As input, these function take a file descriptor and a time limit 
in seconds:
Unix.file_descr -> float -> bool. 
If the time limit has passed, the function returns 
false, otherwise the I/O is processed.
 Transmitting Values in their Internal Representation
The interest in transmission of internal values comes from 
simplifying the protocol. There is no longer any need to 
encode and decode data in a textual format. The inherent 
difficulty in sending and receiving values in their 
internal representation are the same as those encountered 
for persistent values (see the Marshal library, 
page ??).
In effect, reading or writing a value in a file is 
equivalent to receiving the same value over a socket.
 Functional Values
In the case of transmitting a closure between two Objective CAML programs,
the code in the closure is not sent, only its environment and 
its code pointer (see figure 12.9 page ??).
For this strategy to work, it is necessary that the server 
possess the same code in the same memory location. This implies
that the same program is running on the server as on the client.

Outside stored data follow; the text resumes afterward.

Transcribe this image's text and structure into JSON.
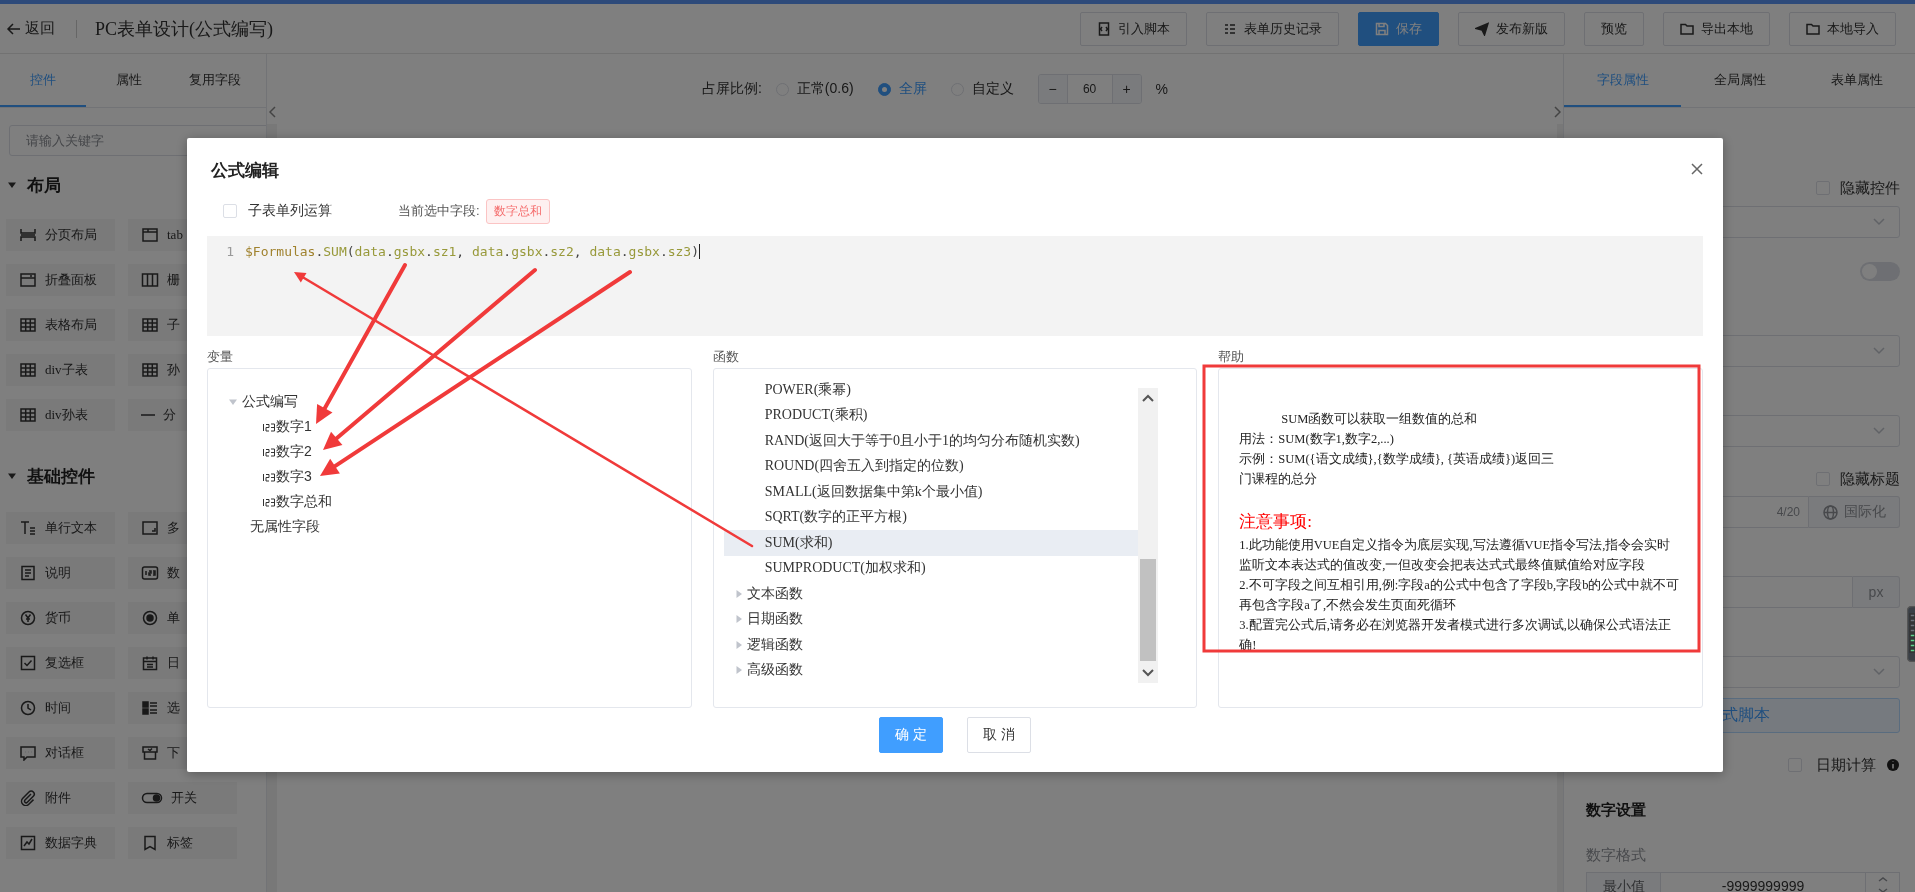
{
  "top_bar": {
    "back_label": "返回",
    "title": "PC表单设计(公式编写)",
    "buttons": [
      {
        "label": "引入脚本",
        "primary": false
      },
      {
        "label": "表单历史记录",
        "primary": false
      },
      {
        "label": "保存",
        "primary": true
      },
      {
        "label": "发布新版",
        "primary": false
      },
      {
        "label": "预览",
        "primary": false
      },
      {
        "label": "导出本地",
        "primary": false
      },
      {
        "label": "本地导入",
        "primary": false
      }
    ]
  },
  "left_panel": {
    "tabs": [
      {
        "label": "控件",
        "selected": true
      },
      {
        "label": "属性",
        "selected": false
      },
      {
        "label": "复用字段",
        "selected": false
      }
    ],
    "search": {
      "placeholder": "请输入关键字"
    },
    "sections": [
      {
        "title": "布局",
        "expanded": true,
        "items": [
          "分页布局",
          "tab",
          "折叠面板",
          "栅",
          "表格布局",
          "子",
          "div子表",
          "孙",
          "div孙表",
          "分"
        ]
      },
      {
        "title": "基础控件",
        "expanded": true,
        "items": [
          "单行文本",
          "多",
          "说明",
          "数",
          "货币",
          "单",
          "复选框",
          "日",
          "时间",
          "选",
          "对话框",
          "下",
          "附件",
          "开关",
          "数据字典",
          "标签"
        ]
      }
    ]
  },
  "canvas": {
    "ratio_label": "占屏比例:",
    "ratio_options": [
      {
        "label": "正常(0.6)",
        "selected": false
      },
      {
        "label": "全屏",
        "selected": true
      },
      {
        "label": "自定义",
        "selected": false
      }
    ],
    "minus": "−",
    "value": "60",
    "plus": "+",
    "unit": "%"
  },
  "right_panel": {
    "tabs": [
      {
        "label": "字段属性",
        "selected": true
      },
      {
        "label": "全局属性",
        "selected": false
      },
      {
        "label": "表单属性",
        "selected": false
      }
    ],
    "fields": [
      {
        "kind": "checkbox",
        "label": "隐藏控件",
        "checked": false
      },
      {
        "kind": "select"
      },
      {
        "kind": "switch",
        "on": false
      },
      {
        "kind": "select"
      },
      {
        "kind": "select"
      },
      {
        "kind": "checkbox",
        "label": "隐藏标题",
        "checked": false
      },
      {
        "kind": "counter_input",
        "counter": "4/20",
        "button": "国际化"
      },
      {
        "kind": "suffix_input",
        "suffix": "px"
      },
      {
        "kind": "select"
      },
      {
        "kind": "script_button",
        "label": "式脚本"
      },
      {
        "kind": "checkbox_info",
        "label": "日期计算",
        "checked": false
      },
      {
        "kind": "heading",
        "label": "数字设置"
      },
      {
        "kind": "caption",
        "label": "数字格式"
      },
      {
        "kind": "number_range",
        "prefix": "最小值",
        "value": "-9999999999"
      }
    ]
  },
  "dialog": {
    "title": "公式编辑",
    "subtable_checkbox": {
      "label": "子表单列运算",
      "checked": false
    },
    "current_field_label": "当前选中字段:",
    "current_field": "数字总和",
    "editor": {
      "line_number": "1",
      "code": "$Formulas.SUM(data.gsbx.sz1, data.gsbx.sz2, data.gsbx.sz3)"
    },
    "variables": {
      "title": "变量",
      "tree": [
        {
          "kind": "group",
          "label": "公式编写",
          "expanded": true,
          "children": [
            {
              "kind": "number",
              "label": "数字1"
            },
            {
              "kind": "number",
              "label": "数字2"
            },
            {
              "kind": "number",
              "label": "数字3"
            },
            {
              "kind": "number",
              "label": "数字总和"
            }
          ]
        },
        {
          "kind": "plain",
          "label": "无属性字段"
        }
      ]
    },
    "functions": {
      "title": "函数",
      "items": [
        {
          "kind": "function",
          "label": "POWER(乘幂)",
          "selected": false
        },
        {
          "kind": "function",
          "label": "PRODUCT(乘积)",
          "selected": false
        },
        {
          "kind": "function",
          "label": "RAND(返回大于等于0且小于1的均匀分布随机实数)",
          "selected": false
        },
        {
          "kind": "function",
          "label": "ROUND(四舍五入到指定的位数)",
          "selected": false
        },
        {
          "kind": "function",
          "label": "SMALL(返回数据集中第k个最小值)",
          "selected": false
        },
        {
          "kind": "function",
          "label": "SQRT(数字的正平方根)",
          "selected": false
        },
        {
          "kind": "function",
          "label": "SUM(求和)",
          "selected": true
        },
        {
          "kind": "function",
          "label": "SUMPRODUCT(加权求和)",
          "selected": false
        },
        {
          "kind": "category",
          "label": "文本函数",
          "expanded": false
        },
        {
          "kind": "category",
          "label": "日期函数",
          "expanded": false
        },
        {
          "kind": "category",
          "label": "逻辑函数",
          "expanded": false
        },
        {
          "kind": "category",
          "label": "高级函数",
          "expanded": false
        }
      ]
    },
    "help": {
      "title": "帮助",
      "summary": "SUM函数可以获取一组数值的总和",
      "usage": "用法：SUM(数字1,数字2,...)",
      "example": "示例：SUM({语文成绩},{数学成绩}, {英语成绩})返回三门课程的总分",
      "notes_title": "注意事项:",
      "notes": [
        "1.此功能使用VUE自定义指令为底层实现,写法遵循VUE指令写法,指令会实时监听文本表达式的值改变,一但改变会把表达式式最终值赋值给对应字段",
        "2.不可字段之间互相引用,例:字段a的公式中包含了字段b,字段b的公式中就不可再包含字段a了,不然会发生页面死循环",
        "3.配置完公式后,请务必在浏览器开发者模式进行多次调试,以确保公式语法正确!"
      ]
    },
    "buttons": [
      {
        "label": "确 定",
        "primary": true
      },
      {
        "label": "取 消",
        "primary": false
      }
    ]
  }
}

Nothing, however, prevents the two programs from running different 
parts of the code at the same time. We adapt the matrix calculation service 
by sending a closure with an environment containing the data for 
calculation. When it is received, the server applies this closure
to () and the calculation begins.
 Interoperating with Different Languages
The interest in text protocols is that they are independent 
of implementation languages for clients and servers. In effect, 
the ASCII code is always known by programming languages.
Therefore, it is up to the client and to the server to analyze 
syntactically the strings of characters transmitted. 
An example of such an open protocol is the simulation of 
soccer players called RoboCup. 
 Soccer Robots
A soccer team plays against another team. Each member of the team 
is a client of a referee server. The players on the same team cannot communicate
directly with each other. They must send information through the server, which 
retransmits the dialog. The server shows a part of the field, 
according to the player's position.
All these communications follow a text protocol. A Web page that describes the protocol, 
the server, and certain clients:
 Link 
 
http://www.robocup.org/
The server is written in C. The clients are written in different languages:
C, C++, SmallTalk, Objective CAML, etc.
Nothing prevents a team from fielding players written in different languages.
This protocol responds to the interoperability needs between programs 
in different implementation languages. It is relatively simple, but 
it requires a particular syntax analyzer for each family of languages.